Still, a model that's real-time on CPU and high quality would be ideal. No such model exists today. I wonder how feasible it is; diffusion is a non-starter for any model you intend to run on CPU.
>>
>character somehow knows your name even though you never told them what it is
do all models do this?
>>
>>108949983
yeah all local models (which are generally very bad) do this
>>
>>108949550
>so your argument is computers can't scale
im sure they can scale to meet the dema-
you've reached the quota limit, please try again later
>>
File: 1773748829118507.png (743 KB, 828x802)
743 KB PNG
Why are people saying kimi 2.6 vision model is better at details than gemma 4? Isn't gemma the bigger one?
>>
>>108949983
Larger models can be pretty good about it, but it's basically a coinflip for anything under 100b.

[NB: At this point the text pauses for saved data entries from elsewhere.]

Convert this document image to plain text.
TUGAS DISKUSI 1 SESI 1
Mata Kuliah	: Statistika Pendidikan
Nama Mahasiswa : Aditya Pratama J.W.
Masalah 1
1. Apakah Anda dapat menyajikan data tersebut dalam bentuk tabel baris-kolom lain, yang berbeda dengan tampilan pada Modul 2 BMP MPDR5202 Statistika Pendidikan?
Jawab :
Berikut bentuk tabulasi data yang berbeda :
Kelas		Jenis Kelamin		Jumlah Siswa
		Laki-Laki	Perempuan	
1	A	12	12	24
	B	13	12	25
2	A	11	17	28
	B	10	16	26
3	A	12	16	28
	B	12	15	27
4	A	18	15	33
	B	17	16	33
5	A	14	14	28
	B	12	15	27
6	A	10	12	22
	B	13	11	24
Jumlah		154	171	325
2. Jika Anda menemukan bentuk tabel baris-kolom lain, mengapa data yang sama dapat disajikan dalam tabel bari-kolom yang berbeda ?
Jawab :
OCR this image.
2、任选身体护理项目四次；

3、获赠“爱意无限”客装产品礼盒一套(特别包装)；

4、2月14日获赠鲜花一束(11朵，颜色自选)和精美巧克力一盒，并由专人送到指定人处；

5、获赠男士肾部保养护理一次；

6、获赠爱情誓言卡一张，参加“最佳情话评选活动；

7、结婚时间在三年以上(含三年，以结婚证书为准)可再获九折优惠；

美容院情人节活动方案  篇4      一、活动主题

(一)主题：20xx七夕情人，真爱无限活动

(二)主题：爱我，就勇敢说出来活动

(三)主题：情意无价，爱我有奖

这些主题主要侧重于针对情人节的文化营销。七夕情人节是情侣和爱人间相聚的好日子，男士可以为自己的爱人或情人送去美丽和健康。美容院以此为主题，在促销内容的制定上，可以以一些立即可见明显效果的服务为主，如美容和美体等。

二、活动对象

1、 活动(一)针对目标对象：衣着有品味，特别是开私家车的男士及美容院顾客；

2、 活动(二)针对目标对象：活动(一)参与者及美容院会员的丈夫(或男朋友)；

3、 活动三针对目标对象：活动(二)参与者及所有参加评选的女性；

I've seen even nemo ask for names, unsure of who you are before, but it wasn't often.
>>
>>108949983
gemmAGI does not do this
>>
>>108949998
>Isn't gemma the bigger one?
Kimi is 30x bigger than Gemma.
>>
>>108949983
only big models can resist this, and only specific ones
>>
>>108950011
you know nothing
>>
>>108950011
Not the vision encoder part

Kimi
Parameters of Vision Encoder 400M

Gemma 4 31B
Vision Encoder Parameters ~550M
>>
>>108949998
Kimi's been trained to use its encoder a lot better so it knows what is being shown to it.
>>
>>108949998
people confuse knowledge with vision
they see kimi recognize some shitty anime character from 2007 and go 'wow good vision and i spent $20000 on a rig that can run this because i have no self control or life so i really must like this and convince myself that this was worth it' when gemma is just a better model who can see everything much better and strongly
>>
>>108950024
>>108950036
My bad, I didn't realize you specifically meant the vision encoder.
I'd still say a combination of kimi's massive parameters to interpret what's in the image coupled with the obsessive thinking would give it the edge, though.
>>
>>108950006
I just had q4 gemma 31b mess up with this a couple times even with specifically prompting against it. Might be a quant issue with gemma though since I'm not running q8.
>>
>>108949983
>character never tells you their name and insists that they already did when you ask them after a few responses later
>>
>>108950078
Nah, I'm running Gemma at q8 and it still happens more often than not - although specifically on the first character that enters the scenario.
It almost never happens with characters introduced afterwards, who correctly call the user "stranger" or by a descriptor. Odd quirk.
>>
>>108950061
Sounds like sour grapes from someone who can't run large models. All I know is I feed images to kimi and it does what I want pretty well every time to a high level of quality.
Do you have some evidence that the extra 100M of the gemma encoder mmproj makes a bigger difference than the main model's parameter count difference?
>>
>>108949983
ANY kind of secret or hidden knowledge is inconsistent and unrealiable.
>>
Trying out MTP on llama.cpp and confused. My understanding is the acceptance rate only represents the % of tokens that were accepted by the supervising model. Because the supervising model regenerates all the rejected tokens, the quality/accuracy of the response does not change. Correct me if I'm wrong.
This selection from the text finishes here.